WHY: It’s been a couple of years since the last season of “Curb Your Enthusiasm,” and while Larry David has remained mum about his plans to continue the show, his HBO movie “Clear History” should satisfy most fans for the time being. That’s because although the made-for-TV film exists completely separate from the “Curb” universe, David is essentially playing the same type of character, albeit one that’s obviously fictional. It was also co-written by David and three of his fellow “Curb” staffers, so the humor is very similar as well. Where “Clear History” falters slightly is with its 99-minute runtime, mostly because David’s brand of comedy works better in half-hour segments than a feature-length format. Nevertheless, it’s still a really funny movie that boasts a great supporting cast (including Hamm, Kate Hudson, Michael Keaton and Amy Ryan) as well as David at his neurotic, petty best. It’s not quite “Curb Your Enthusiasm: The Movie,” but honestly, they probably could have called it that and no one would have noticed.
EXTRAS: Unless you consider a digital copy a bonus feature, nada.
FINAL VERDICT: RENT
WHAT: When failed playwright Imogene (Kristen Wiig) is dumped by her longtime boyfriend and fired from her job, she’s forced to move back home to New Jersey with her mother (Annette Bening) and eccentric brother (Christopher Fitzgerald) in order to get her life back on track.

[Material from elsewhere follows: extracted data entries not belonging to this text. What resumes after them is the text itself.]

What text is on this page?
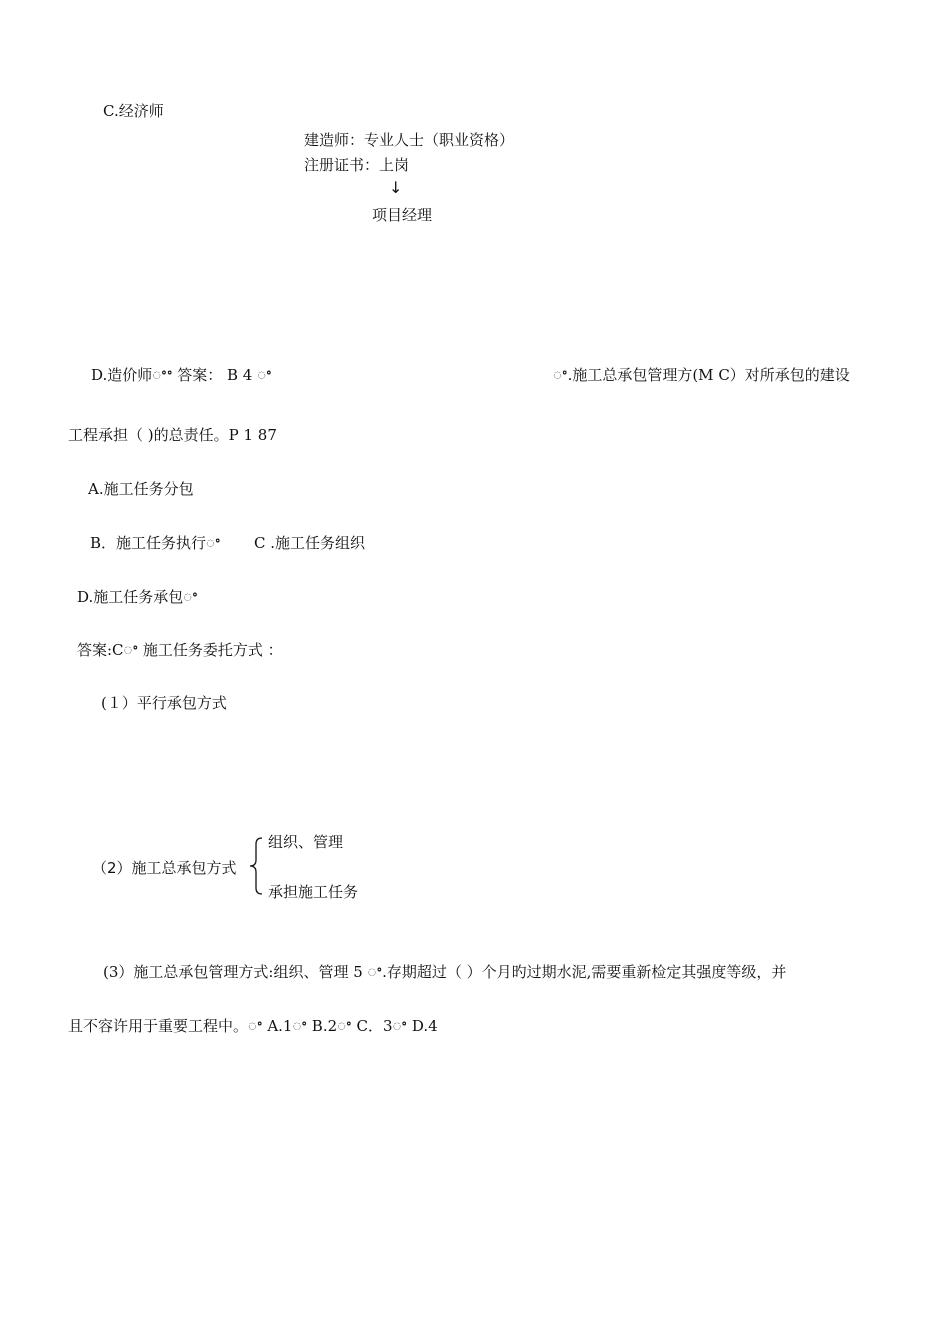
C.经济师
建造师：专业人士（职业资格）
注册证书：上岗
↓
项目经理
D.造价师ꢀꢀ 答案： B 4 ꢀ	ꢀ.施工总承包管理方(M C）对所承包的建设
工程承担（ )的总责任。P 1 87
A.施工任务分包
B．施工任务执行ꢀ C .施工任务组织
D.施工任务承包ꢀ
答案:Cꢀ 施工任务委托方式 ：
(１）平行承包方式
（2）施工总承包方式
组织、管理
承担施工任务
(3）施工总承包管理方式:组织、管理 5 ꢀ.存期超过（ ）个月旳过期水泥,需要重新检定其强度等级，并
且不容许用于重要工程中。ꢀ A.1ꢀ B.2ꢀ C．3ꢀ D.4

WHY: I’m constantly amazed how movies like “Girl Most Likely” make it past the script stage, because it’s probably one of the least funny comedies of the year. I use the term “comedy” loosely, however, as there’s nothing particularly humorous about this film. A lot of that blame falls on Michelle Morgan’s awful screenplay, which can’t seem to decide what kind of movie it wants to be, teetering between broad comedy and a darker character piece. Kristen Wiig’s protagonist is so insufferable that she gives Hannah Horvath a run for her money, while the rest of the supporting characters (particularly Matt Dillon’s live-in boyfriend and Christopher Fitzgerald’s crab-obsessed brother) are just plain dumb. And don’t even get me started on the whole mollusk exoskeleton subplot, which is almost laughable in its lame attempts at symbolism. I expect as much from Wiig, who isn’t nearly the comic genius some might lead you to believe, but it’s incredibly disappointing to see that the same duo responsible for “American Splendor” could make something as dull and predictable as this.
EXTRAS: The Blu-ray includes a making-of featurette, gag reel and deleted scenes.